Yes, Gary Johnson has a plan. The self-made multi-millionaire didn’t get where he is just on big dreams. He’s had big dreams for many years about many things, but anyone who knows Gary Johnson knows he has a way of achieving his dreams.
So, years ago, when I first heard Johnson casually mention running for president, I knew not to rule it out. In fact, not too long after that, maybe 1997, I wrote a column about Johnson and Richardson running against each other for president in 2008.
I predicted that Richardson, who had recently become U.N. ambassador, would pull off a miraculous diplomatic feat, be awarded the Nobel Peace Prize and become internationally famous. And I predicted Johnson would accomplish some marvelous athletic feat that would bring him national renown and admiration.
Richardson didn’t get a chance to be U.N. ambassador long enough to do anything spectacular. He moved to the Energy Department, where his career went downhill, forcing him to take a detour through the New Mexico governor’s office, which he hopes will still lead to the presidency.
Johnson climbed Mt. Everest and then announced he would scale the highest peak on the five remaining continents. But meanwhile, he has decided that first he will win the Iron Man Triathlon in his age group, either this October or next year. As I recall, it was some sort of Olympic feat I predicted Johnson would win for his country. At age 51, that’s not very likely.
Johnson has a more common sense approach. He hopes to increase his wealth in the next four to eight years to the point he can spend $15 million of his personal money on seeking the Republican nomination for president in a year when there is no GOP incumbent.
Johnson says he really doesn’t expect to win the nomination because he intends to run as a one-issue candidate. He envisions a campaign similar to that which Eugene McCarthy ran in the ‘60s, focusing on Vietnam. Johnson wants to force a debate on drugs.
Four years ago, the Libertarian Party volunteered to make Johnson its presidential candidate, largely based on his drug position, but also because of his many other libertarian philosophies. Johnson declined the offer. One factor weighing on that decision was his two more years as governor, but Johnson also is his own man and he likes to run campaigns his way.
That was true even when he was a rookie politician in his first race for governor. His campaign advisers and Republican Party officials urged him to go negative because that had become the only way to win.

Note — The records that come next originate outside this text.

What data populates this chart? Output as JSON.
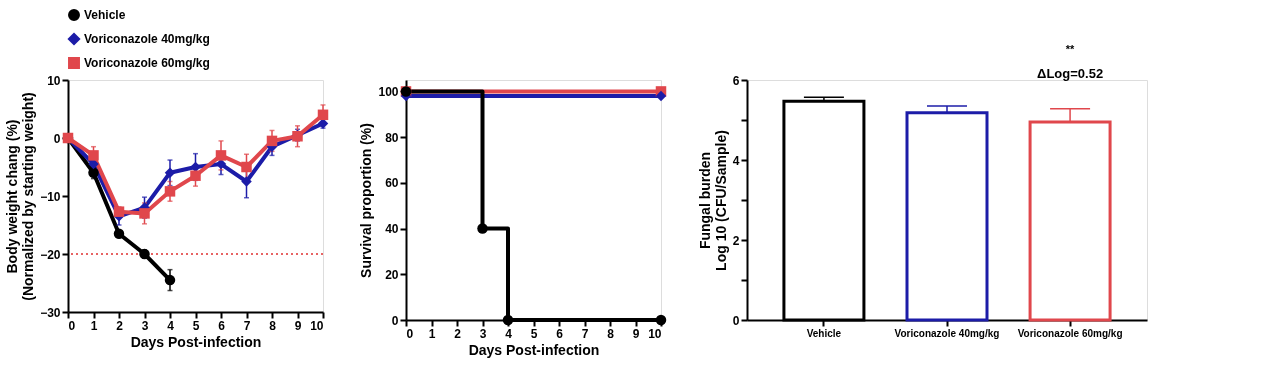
{
  "chart_data": [
    {
      "type": "line",
      "xlabel": "Days  Post-infection",
      "ylabel": [
        "Body weight chang (%)",
        "(Normalized by starting weight)"
      ],
      "x": [
        0,
        1,
        2,
        3,
        4,
        5,
        6,
        7,
        8,
        9,
        10
      ],
      "xlim": [
        0,
        10
      ],
      "xticks": [
        0,
        1,
        2,
        3,
        4,
        5,
        6,
        7,
        8,
        9,
        10
      ],
      "ylim": [
        -30,
        10
      ],
      "yticks": [
        -30,
        -20,
        -10,
        0,
        10
      ],
      "series": [
        {
          "name": "Vehicle",
          "color": "#000000",
          "marker": "circle",
          "values": [
            0,
            -6,
            -16.5,
            -20,
            -24.5,
            null,
            null,
            null,
            null,
            null,
            null
          ],
          "errors": [
            null,
            1,
            0.5,
            0.7,
            1.8,
            null,
            null,
            null,
            null,
            null,
            null
          ]
        },
        {
          "name": "Voriconazole 40mg/kg",
          "color": "#1c1ca8",
          "marker": "diamond",
          "values": [
            0,
            -4.5,
            -13.5,
            -12,
            -6,
            -5,
            -4.5,
            -7.5,
            -1.5,
            0.5,
            2.5
          ],
          "errors": [
            null,
            1,
            1.5,
            1.8,
            2.2,
            2.3,
            1.8,
            2.8,
            1.5,
            1,
            0.8
          ]
        },
        {
          "name": "Voriconazole 60mg/kg",
          "color": "#e0474c",
          "marker": "square",
          "values": [
            0,
            -3,
            -12.7,
            -13,
            -9.2,
            -6.5,
            -3,
            -5,
            -0.5,
            0.3,
            4
          ],
          "errors": [
            null,
            1.5,
            0.8,
            1.8,
            1.7,
            1.8,
            2.5,
            2.2,
            1.8,
            1.8,
            1.7
          ]
        }
      ],
      "ref_lines": [
        {
          "axis": "y",
          "value": -20,
          "color": "#e03030",
          "line_style": "dotted"
        }
      ],
      "legend": "top left",
      "grid": false
    },
    {
      "type": "step",
      "xlabel": "Days  Post-infection",
      "ylabel": "Survival proportion (%)",
      "xlim": [
        0,
        10
      ],
      "xticks": [
        0,
        1,
        2,
        3,
        4,
        5,
        6,
        7,
        8,
        9,
        10
      ],
      "ylim": [
        0,
        105
      ],
      "yticks": [
        0,
        20,
        40,
        60,
        80,
        100
      ],
      "series": [
        {
          "color": "#e0474c",
          "marker": "square",
          "x": [
            0,
            10
          ],
          "values": [
            100,
            100
          ]
        },
        {
          "color": "#1c1ca8",
          "marker": "diamond",
          "x": [
            0,
            10
          ],
          "values": [
            98,
            98
          ]
        },
        {
          "color": "#000000",
          "marker": "circle",
          "x": [
            0,
            3,
            4,
            10
          ],
          "values": [
            100,
            40,
            0,
            0
          ]
        }
      ],
      "legend": false,
      "grid": false
    },
    {
      "type": "bar",
      "ylabel": [
        "Fungal burden",
        "Log 10 (CFU/Sample)"
      ],
      "categories": [
        "Vehicle",
        "Voriconazole 40mg/kg",
        "Voriconazole 60mg/kg"
      ],
      "values": [
        5.47,
        5.18,
        4.95
      ],
      "colors": [
        "#000000",
        "#1c1ca8",
        "#e0474c"
      ],
      "errors": [
        [
          5.47,
          5.57
        ],
        [
          5.18,
          5.35
        ],
        [
          4.95,
          5.28
        ]
      ],
      "ylim": [
        0,
        6
      ],
      "yticks": [
        0,
        {
          "value": 1,
          "label": null
        },
        2,
        {
          "value": 3,
          "label": null
        },
        4,
        {
          "value": 5,
          "label": null
        },
        6
      ],
      "annotations": [
        "**",
        "ΔLog=0.52"
      ],
      "grid": false
    }
  ]
}
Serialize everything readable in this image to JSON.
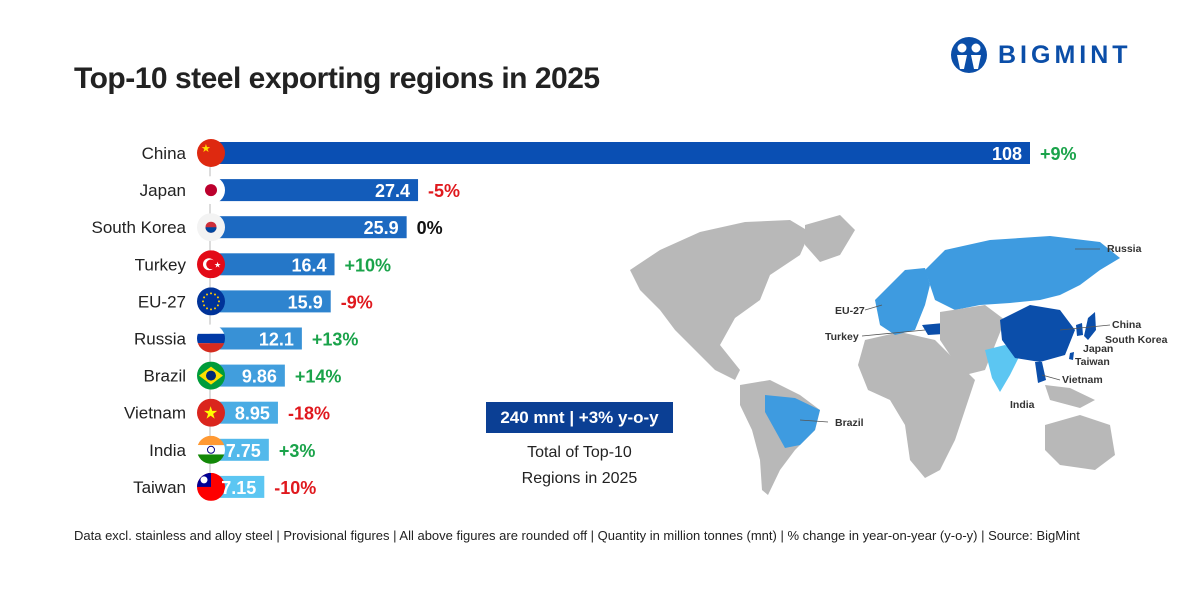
{
  "title": "Top-10 steel exporting regions in 2025",
  "logo": {
    "text": "BIGMINT"
  },
  "colors": {
    "dark_bar": "#0a4fb3",
    "light_bar": "#5cc6f2",
    "positive": "#1aa34a",
    "negative": "#e0191e",
    "neutral": "#111111",
    "map_highlight_dark": "#0b4eaa",
    "map_highlight_light": "#3e9be0",
    "map_base": "#b8b8b8"
  },
  "chart_data": {
    "type": "bar",
    "orientation": "horizontal",
    "title": "Top-10 steel exporting regions in 2025",
    "categories": [
      "China",
      "Japan",
      "South Korea",
      "Turkey",
      "EU-27",
      "Russia",
      "Brazil",
      "Vietnam",
      "India",
      "Taiwan"
    ],
    "values": [
      108,
      27.4,
      25.9,
      16.4,
      15.9,
      12.1,
      9.86,
      8.95,
      7.75,
      7.15
    ],
    "value_labels": [
      "108",
      "27.4",
      "25.9",
      "16.4",
      "15.9",
      "12.1",
      "9.86",
      "8.95",
      "7.75",
      "7.15"
    ],
    "yoy_change": [
      "+9%",
      "-5%",
      "0%",
      "+10%",
      "-9%",
      "+13%",
      "+14%",
      "-18%",
      "+3%",
      "-10%"
    ],
    "flags": [
      "china-flag",
      "japan-flag",
      "south-korea-flag",
      "turkey-flag",
      "eu-flag",
      "russia-flag",
      "brazil-flag",
      "vietnam-flag",
      "india-flag",
      "taiwan-flag"
    ],
    "unit": "mnt",
    "grid": false
  },
  "summary": {
    "headline": "240 mnt | +3% y-o-y",
    "line1": "Total of Top-10",
    "line2": "Regions in 2025"
  },
  "map_labels": [
    "Russia",
    "EU-27",
    "China",
    "Turkey",
    "South Korea",
    "Japan",
    "Taiwan",
    "Vietnam",
    "India",
    "Brazil"
  ],
  "footer": "Data excl. stainless and alloy steel | Provisional figures | All above figures are rounded off | Quantity in million tonnes (mnt) | % change in year-on-year (y-o-y) | Source: BigMint"
}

But Johnson ignored the advice and cancelled negative commercials that already had been prepared and paid for.
So Gary Johnson will again do it his way, if he does run for president. He still thinks there is no bigger issue facing America today that is so fixable. He contends that spending billions of dollars and imprisoning millions of people every year is one of our nation’s biggest follies.
If the timing is right, expect Johnson to make that run. And he won’t be without supporters. In a recent column William Buckley charged that conservative resistance to change has evolved into intellectual sloth and moral fanaticism. He laments Gary Johnson’s retreat to private life after advocating drug reform and longs for a presidential candidate courageous enough to do just that.
Maybe Buckley has found his man. And maybe events will work out for Bill Richardson.